Functional annotation of the EST sequences

The functional annotation of the EST sequences containing SSR primer pairs as analyzed using Blast2GO software36. The software performed three main steps: 1) running of the BLASTx, 2) mapping and retrieving the GO terms associated with the blast results, and 3) annotating GO terms for each EST sequence to know their protein function. All of the functions were performed with default settings,; briefly, BLAST was performed at an expectation value of 1.0e-3 and maximum 20 hits, and an HSP length cutoff (default = 33), with low complexity filter was used. The e-value hit filter for mapping was 1.0E−6, annotation cut off value was 55, GO weight was 5, and the Hsp-Hit coverage cut off value was 0. The metabolic pathways were generated using KEGG37 extension of Blast2GO. The contig sequences were queried for conserved domains using Inter-ProScan27, which was an inbuilt program of Blast2GO.

Validation of genic and genome-wide SSR markers and data analysis for genetic diversity

A random set of developed genic and genome-wide SSR markers was used for their validation on 100 oil palm genetic resources. The 100 oil palm genetic resources belongs 18 accessions with varying numbers of seeds per accession used for genotyping. The genetic diversity and polymorphisms were calculated using Power Marker V3.0 software38 for estimating basic statistics viz., PIC value, major and minor allele frequency, gene diversity and heterozygosity. The unweighted pair group method (UPGMA) was used to generate the tree using the shared allele frequency matrix.

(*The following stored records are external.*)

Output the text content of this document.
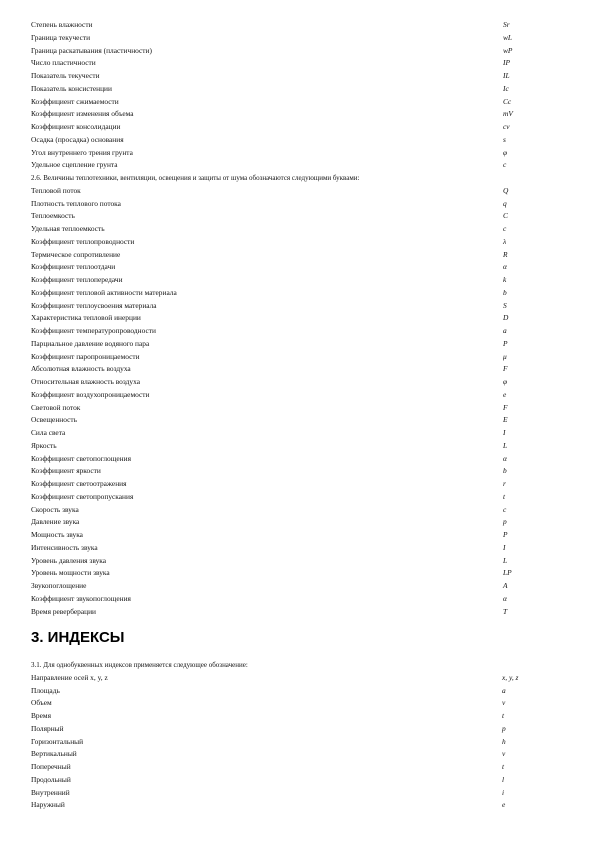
Степень влажности	Sr
Граница текучести	wL
Граница раскатывания (пластичности)	wP
Число пластичности	IP
Показатель текучести	IL
Показатель консистенции	Ic
Коэффициент сжимаемости	Cc
Коэффициент изменения объема	mV
Коэффициент консолидации	cv
Осадка (просадка) основания	s
Угол внутреннего трения грунта	φ
Удельное сцепление грунта	c
2.6. Величины теплотехники, вентиляции, освещения и защиты от шума обозначаются следующими буквами:
Тепловой поток	Q
Плотность теплового потока	q
Теплоемкость	C
Удельная теплоемкость	c
Коэффициент теплопроводности	λ
Термическое сопротивление	R
Коэффициент теплоотдачи	α
Коэффициент теплопередачи	k
Коэффициент тепловой активности материала	b
Коэффициент теплоусвоения материала	S
Характеристика тепловой инерции	D
Коэффициент температуропроводности	a
Парциальное давление водяного пара	P
Коэффициент паропроницаемости	μ
Абсолютная влажность воздуха	F
Относительная влажность воздуха	φ
Коэффициент воздухопроницаемости	e
Световой поток	F
Освещенность	E
Сила света	I
Яркость	L
Коэффициент светопоглощения	α
Коэффициент яркости	b
Коэффициент светоотражения	r
Коэффициент светопропускания	t
Скорость звука	c
Давление звука	p
Мощность звука	P
Интенсивность звука	I
Уровень давления звука	L
Уровень мощности звука	LP
Звукопоглощение	A
Коэффициент звукопоглощения	α
Время реверберации	T
3. ИНДЕКСЫ
3.1. Для однобуквенных индексов применяется следующее обозначение:
Направление осей x, y, z	x, y, z
Площадь	a
Объем	v
Время	t
Полярный	p
Горизонтальный	h
Вертикальный	v
Поперечный	t
Продольный	l
Внутренний	i
Наружный	e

Synteny and conservation between oil palm and rice genomes

The synteny between oil palm and rice genomic sequences was done using the CIRCOS software32.

Design and development of the database OpSatdb

The oil palm microsatellite database (https://ssr.icar.gov.in/index.php) is online, freely available for research purposes and non-commercial use, and was developed using MySQL 5.0 (www.mysql.com). The software was designed using the Content Management System (CMS) (Joomla 3.6) for front end design and MySQL as the database, with PHP version 4.5.1 coding for data retrieval. The Entity Relationship (ER) model for the database is given in Fig. 4. The highlighted fields (ncbi seq id, repeat motif, repeat number belonging to SSR data, primer id and primer type belonging to primer details) in the figure are primary keys of character type data. The length, Tm, and GC are of numeric data type. The database provides different search parameters for genic and genome-wide SSRs. The users can search the desired microsatellites using different options such as microsatellite motif, repeat length, and minimum number of repeats, as well as by chromosome. The results will be displayed in a tabulated form having all of the above details, with hyperlinks to primer information.

Figure 4
figure 4

Entity relationship diagram of the oil palm microsatellite database.